Snap was built around a security model, a snapped application runs inside a container that will only see what it is supposed to see. That causes trouble. For example: if you try to view a .html
file that is sitting inside a .zip
, this won’t work. Because the file.html
inside the zip-file is temporarily extracted to .cache/.$randomname/file.html
and Firefox cannot (i.e. is not allowed to) look there. Same for PDF files and Evince (the PDF viewer). The “normal” Evince (installed from a .deb
file) will see your unpacked PDF just fine, but Evince Snap complains: Unable to open document: Permission denied.
It gets worse. Opening an e-mail with a .docx
or .odt
attachment from Thunderbird – apparently – opens Libreoffice from within the Thunderbird Snap confinement. Libreoffice has the nice feature of opening all documents in one instance. So any additional document you’re trying to open will fail – because they are outside of the Thunderbird container. You must close the Thunderbird invoked Libreoffice before you can edit other files. Or something. I didn’t research this further, sometimes enough is enough.
And don’t get me started on stupid bugs like the snapvertized Thunderbird installer copying your entire mail folder, even if it is gigabytes of cached mail messages, from .thunderbird/
to snap/thunderbird/common/
. (Did Canonical sign a sponsor deal with the storage industry?) This – obviously – will not work if the profile is too large – in which case the migration simply fails. The tracking bug for Mozilla Snap issues has 86 bugs open and this includes severe bugs like the profiles.ini file not being migrated correctly – this bug is open since september 2021. The fact that you will have to recreate the link to your signature if the signature file is outside of the copied profile is such a minor detail that I did not even bother to file a bug (it would be number 87). See this, that’s more important than an e-mail footer.
Then there are extremely silly bugs like LibreOffice cannot open files on a SMB share. Yes, you read that correctly: you cannot read files from the network with a snapped Libreoffice.

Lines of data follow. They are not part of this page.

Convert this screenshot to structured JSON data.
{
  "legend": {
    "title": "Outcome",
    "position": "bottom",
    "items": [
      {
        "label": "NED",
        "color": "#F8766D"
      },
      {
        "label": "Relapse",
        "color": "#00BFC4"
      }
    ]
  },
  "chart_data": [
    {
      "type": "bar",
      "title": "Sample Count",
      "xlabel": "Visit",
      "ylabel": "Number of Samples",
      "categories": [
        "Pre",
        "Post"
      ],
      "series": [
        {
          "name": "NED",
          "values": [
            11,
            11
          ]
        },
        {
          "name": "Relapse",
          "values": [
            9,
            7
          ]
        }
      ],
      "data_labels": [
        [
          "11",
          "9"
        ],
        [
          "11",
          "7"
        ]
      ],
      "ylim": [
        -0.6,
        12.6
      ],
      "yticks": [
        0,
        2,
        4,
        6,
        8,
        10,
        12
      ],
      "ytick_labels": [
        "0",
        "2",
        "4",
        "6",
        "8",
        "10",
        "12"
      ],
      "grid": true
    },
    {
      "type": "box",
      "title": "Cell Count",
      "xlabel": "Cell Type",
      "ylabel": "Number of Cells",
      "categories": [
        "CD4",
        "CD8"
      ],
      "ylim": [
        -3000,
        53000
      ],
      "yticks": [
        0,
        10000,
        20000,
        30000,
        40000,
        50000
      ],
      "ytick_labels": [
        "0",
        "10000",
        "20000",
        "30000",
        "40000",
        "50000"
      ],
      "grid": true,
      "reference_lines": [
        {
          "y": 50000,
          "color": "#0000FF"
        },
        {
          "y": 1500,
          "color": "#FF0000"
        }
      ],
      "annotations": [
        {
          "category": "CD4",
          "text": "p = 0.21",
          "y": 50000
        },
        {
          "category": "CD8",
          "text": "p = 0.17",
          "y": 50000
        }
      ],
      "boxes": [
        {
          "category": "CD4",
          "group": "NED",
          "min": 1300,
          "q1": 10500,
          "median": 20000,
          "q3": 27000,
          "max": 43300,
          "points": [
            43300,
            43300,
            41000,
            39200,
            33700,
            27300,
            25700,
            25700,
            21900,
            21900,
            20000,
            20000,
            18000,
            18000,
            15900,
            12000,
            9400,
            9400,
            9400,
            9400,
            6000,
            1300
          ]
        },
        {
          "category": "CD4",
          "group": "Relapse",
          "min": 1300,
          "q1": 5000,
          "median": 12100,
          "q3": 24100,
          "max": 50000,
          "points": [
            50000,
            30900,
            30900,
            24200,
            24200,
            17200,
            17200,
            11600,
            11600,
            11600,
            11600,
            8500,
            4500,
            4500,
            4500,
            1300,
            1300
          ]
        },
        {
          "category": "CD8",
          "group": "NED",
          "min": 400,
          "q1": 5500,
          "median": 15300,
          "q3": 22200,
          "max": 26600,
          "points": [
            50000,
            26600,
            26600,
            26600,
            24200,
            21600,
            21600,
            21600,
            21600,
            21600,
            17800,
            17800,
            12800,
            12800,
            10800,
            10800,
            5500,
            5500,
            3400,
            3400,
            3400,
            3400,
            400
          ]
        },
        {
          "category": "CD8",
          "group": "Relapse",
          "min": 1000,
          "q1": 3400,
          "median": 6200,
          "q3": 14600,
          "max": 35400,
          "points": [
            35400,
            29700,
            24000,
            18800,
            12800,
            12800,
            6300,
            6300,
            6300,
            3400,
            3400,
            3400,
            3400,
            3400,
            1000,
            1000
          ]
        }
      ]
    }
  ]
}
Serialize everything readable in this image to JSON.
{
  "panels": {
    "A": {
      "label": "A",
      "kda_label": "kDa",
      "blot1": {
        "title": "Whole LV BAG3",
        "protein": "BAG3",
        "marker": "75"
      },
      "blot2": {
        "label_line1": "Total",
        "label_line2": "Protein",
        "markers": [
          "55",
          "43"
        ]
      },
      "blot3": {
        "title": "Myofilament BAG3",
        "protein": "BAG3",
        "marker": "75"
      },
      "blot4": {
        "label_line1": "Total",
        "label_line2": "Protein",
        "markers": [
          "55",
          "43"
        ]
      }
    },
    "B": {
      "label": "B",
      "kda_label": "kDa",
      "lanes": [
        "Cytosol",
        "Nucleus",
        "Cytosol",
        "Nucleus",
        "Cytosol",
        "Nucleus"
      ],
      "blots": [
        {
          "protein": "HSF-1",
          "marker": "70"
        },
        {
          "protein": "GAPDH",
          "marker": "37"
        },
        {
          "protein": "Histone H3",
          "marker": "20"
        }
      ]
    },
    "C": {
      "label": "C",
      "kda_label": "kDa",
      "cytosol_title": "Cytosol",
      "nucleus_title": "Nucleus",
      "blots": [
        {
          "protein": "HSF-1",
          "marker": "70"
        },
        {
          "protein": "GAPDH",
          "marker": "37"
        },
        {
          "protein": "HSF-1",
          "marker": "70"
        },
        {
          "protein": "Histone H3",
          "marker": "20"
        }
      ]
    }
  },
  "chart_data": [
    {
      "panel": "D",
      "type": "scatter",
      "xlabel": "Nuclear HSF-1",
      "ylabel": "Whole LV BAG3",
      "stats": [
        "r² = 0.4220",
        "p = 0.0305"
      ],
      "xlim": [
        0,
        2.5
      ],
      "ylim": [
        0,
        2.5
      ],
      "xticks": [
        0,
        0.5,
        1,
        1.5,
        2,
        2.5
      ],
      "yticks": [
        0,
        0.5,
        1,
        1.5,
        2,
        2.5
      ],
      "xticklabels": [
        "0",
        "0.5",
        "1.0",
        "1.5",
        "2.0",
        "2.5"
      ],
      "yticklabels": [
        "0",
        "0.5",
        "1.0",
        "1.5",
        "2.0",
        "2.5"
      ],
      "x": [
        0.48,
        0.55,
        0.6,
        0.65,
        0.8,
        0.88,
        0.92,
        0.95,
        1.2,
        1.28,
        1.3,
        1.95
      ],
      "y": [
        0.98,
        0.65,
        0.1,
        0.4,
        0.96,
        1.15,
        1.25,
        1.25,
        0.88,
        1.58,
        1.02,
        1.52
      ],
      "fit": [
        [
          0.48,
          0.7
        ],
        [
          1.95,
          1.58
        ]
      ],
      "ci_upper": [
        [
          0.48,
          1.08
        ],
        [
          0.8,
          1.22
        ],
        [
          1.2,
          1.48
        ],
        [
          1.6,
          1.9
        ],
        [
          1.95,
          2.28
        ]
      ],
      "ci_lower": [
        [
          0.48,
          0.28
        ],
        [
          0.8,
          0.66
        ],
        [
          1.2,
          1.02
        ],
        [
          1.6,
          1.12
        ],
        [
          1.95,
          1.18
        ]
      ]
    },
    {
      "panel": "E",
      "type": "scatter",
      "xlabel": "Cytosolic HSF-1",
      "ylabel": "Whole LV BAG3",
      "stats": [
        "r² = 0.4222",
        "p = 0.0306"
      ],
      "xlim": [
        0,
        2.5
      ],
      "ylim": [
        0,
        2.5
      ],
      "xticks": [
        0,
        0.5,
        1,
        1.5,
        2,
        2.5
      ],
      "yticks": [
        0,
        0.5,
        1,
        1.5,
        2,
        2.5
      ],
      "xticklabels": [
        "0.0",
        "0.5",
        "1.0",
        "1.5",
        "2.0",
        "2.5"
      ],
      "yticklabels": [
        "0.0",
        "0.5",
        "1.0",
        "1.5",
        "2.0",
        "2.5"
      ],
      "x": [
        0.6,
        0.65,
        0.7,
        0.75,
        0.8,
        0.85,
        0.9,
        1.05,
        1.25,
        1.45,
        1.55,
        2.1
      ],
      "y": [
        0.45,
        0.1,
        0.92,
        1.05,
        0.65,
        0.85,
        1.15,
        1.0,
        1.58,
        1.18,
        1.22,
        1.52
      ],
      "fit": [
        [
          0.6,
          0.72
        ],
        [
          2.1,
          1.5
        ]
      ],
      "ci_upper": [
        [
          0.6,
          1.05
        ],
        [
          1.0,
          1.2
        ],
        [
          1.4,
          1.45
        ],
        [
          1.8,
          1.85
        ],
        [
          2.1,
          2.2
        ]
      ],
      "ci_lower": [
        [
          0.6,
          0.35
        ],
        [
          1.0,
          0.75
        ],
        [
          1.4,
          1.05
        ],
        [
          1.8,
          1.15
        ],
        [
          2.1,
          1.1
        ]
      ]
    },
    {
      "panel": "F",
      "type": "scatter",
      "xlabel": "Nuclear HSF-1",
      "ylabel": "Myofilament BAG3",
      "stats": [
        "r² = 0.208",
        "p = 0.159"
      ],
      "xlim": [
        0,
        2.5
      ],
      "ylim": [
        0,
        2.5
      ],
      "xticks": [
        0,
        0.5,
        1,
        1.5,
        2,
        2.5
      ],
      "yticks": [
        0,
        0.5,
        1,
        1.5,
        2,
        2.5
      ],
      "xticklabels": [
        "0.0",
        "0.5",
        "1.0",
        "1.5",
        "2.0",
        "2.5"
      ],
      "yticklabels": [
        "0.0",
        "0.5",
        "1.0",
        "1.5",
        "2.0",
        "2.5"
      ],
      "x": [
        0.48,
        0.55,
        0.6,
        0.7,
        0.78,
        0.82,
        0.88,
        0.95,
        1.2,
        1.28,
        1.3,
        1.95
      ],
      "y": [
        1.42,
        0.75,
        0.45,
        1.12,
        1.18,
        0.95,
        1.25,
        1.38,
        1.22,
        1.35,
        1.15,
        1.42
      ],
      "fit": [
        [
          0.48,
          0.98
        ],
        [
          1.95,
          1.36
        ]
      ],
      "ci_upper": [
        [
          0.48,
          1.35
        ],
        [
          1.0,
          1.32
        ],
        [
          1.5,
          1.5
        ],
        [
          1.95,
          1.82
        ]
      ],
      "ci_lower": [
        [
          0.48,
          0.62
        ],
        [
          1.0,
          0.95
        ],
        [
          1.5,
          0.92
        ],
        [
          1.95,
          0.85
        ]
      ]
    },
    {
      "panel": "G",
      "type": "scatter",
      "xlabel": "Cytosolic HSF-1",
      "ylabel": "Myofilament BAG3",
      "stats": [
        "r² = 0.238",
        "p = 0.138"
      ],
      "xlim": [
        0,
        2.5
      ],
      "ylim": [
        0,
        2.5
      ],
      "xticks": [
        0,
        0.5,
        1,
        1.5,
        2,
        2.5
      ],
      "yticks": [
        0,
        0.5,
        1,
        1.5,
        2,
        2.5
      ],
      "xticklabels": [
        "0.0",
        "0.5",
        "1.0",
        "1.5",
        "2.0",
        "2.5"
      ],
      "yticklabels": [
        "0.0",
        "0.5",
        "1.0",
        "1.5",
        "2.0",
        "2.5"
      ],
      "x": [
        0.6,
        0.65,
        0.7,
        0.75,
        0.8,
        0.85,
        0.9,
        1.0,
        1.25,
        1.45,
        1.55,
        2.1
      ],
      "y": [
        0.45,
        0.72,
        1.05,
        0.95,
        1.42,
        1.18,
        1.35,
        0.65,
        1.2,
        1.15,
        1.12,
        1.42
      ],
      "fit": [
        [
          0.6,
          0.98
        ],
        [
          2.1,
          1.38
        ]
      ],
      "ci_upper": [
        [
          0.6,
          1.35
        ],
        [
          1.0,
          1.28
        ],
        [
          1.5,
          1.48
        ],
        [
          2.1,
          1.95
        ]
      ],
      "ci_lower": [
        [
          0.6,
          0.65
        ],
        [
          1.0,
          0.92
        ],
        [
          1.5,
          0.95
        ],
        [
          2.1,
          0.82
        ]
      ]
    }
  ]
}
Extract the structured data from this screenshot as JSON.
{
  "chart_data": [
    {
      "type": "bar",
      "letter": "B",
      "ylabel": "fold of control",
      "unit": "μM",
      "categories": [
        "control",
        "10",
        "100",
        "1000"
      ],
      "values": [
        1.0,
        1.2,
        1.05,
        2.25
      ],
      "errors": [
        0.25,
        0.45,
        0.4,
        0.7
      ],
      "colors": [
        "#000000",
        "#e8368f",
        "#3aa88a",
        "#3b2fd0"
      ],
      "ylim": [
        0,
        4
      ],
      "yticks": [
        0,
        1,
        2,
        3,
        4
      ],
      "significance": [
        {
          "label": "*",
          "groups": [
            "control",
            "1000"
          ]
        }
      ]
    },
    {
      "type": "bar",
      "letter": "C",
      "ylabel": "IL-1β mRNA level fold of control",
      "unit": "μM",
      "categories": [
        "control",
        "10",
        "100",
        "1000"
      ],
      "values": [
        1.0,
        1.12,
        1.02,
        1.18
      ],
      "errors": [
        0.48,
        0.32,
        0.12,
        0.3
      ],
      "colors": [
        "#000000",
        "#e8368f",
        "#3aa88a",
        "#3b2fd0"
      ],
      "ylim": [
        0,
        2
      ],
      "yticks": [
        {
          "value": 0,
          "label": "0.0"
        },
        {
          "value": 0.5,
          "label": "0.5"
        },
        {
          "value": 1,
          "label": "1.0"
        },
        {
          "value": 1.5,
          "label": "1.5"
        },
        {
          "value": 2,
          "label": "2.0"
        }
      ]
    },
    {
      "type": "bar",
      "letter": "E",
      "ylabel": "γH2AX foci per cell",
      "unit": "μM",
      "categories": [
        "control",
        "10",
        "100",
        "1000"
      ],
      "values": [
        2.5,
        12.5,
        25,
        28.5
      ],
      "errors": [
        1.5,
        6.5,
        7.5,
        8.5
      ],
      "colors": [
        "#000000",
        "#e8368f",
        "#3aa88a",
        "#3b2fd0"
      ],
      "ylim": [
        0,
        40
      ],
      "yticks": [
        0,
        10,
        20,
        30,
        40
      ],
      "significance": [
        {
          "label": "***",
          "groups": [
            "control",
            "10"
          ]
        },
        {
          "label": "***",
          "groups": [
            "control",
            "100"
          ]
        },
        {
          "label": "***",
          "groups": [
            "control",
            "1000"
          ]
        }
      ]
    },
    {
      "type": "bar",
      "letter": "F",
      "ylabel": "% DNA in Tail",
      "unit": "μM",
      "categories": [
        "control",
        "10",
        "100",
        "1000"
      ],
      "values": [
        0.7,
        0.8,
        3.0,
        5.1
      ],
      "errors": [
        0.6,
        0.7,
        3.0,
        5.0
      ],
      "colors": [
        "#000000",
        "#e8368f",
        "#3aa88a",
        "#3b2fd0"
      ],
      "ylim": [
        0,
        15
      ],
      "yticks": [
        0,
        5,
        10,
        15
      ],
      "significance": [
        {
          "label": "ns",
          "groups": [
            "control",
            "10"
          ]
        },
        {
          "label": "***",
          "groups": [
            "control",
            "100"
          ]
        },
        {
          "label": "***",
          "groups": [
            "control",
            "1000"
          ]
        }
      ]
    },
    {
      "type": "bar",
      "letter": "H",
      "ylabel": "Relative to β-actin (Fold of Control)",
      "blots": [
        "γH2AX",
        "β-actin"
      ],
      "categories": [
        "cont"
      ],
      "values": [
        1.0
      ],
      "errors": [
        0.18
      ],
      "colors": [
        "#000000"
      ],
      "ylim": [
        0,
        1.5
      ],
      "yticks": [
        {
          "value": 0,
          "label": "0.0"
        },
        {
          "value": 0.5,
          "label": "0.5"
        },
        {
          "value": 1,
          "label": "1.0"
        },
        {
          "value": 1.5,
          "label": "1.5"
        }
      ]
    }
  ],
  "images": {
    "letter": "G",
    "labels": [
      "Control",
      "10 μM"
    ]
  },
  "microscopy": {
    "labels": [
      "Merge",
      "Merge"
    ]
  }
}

Now you may say that this is all temporary, oh bugs need to be fixed and wrinkles straightened out, but hey, even a simple Clicking on a link in a PDF document that didn’t work took five years to fix – and not even for all browsers you can think of. You really do think that any end user will want to wait for five years to get functionality back? So how is this easy to install if it gets you software that simply doesn’t function after you installed it?
Security
Adding layers to complex software makes the software more complex. More complex to maintain, more complex to debug. Complexity is the enemy of security. Because if you can’t debug, you cannot fix.
Take the Linux printing system. Openprinting Cups is a wonderful and complex piece of software with parts of it dating back to the earliest Unix printers – probably more than 25 years old. It supports a ton of printers, printer protocols, network protocols, autodetection, printer language conversion. But after all these years, even the printer maintainers find the build process a bit too complex to be able to debug. Now Canonical has found out that life is going to be more secure by adding a layer? These days, I don’t even know where to look if I want to see where a printer was defined: is it Snap cupsd or is it cupsd.
Yes, I did read that “outdated devices” are a huge problem and that that was one of the reasons for Snap to come to life. The main reason I’m not upgrading is, in most cases, that I know or suspect that my New And Improved package just doesn’t work. So while Snap may make upgrading easier, it gives me plenty of reasons to not install it in the first place.
Cross platform
Then there is the cross platform promise. This seems to be limited to Snapped Linux distributions and the Microsoft Windows Subsystem for Linux (WSL). My personal opinion is that Windows is a piece of marketeer-driven junk – with ads on the desktop and an absolute vow to not make it easy for anyone to escape the tightly controlled Microsoft ecosystem. So if Snap actually does make software installation easier on WSL, it probably helps Windows users stay on Windows longer.
I just hope Canonical makes loads of money with it but I don’t think the cross platform helps me (or any Ubuntu Linux user) in any way here. Or is there any software Out There that didn’t have an Ubuntu install file – but is on Snap?
Broken
So Snap is broken. It gives me packages with bugs, cross platform compatibility for a platform I’m not using, obscurity during debugging. And most unfortunate of this all is that bugs that would need action for the Linux desktop to become more usable, will just have more competition.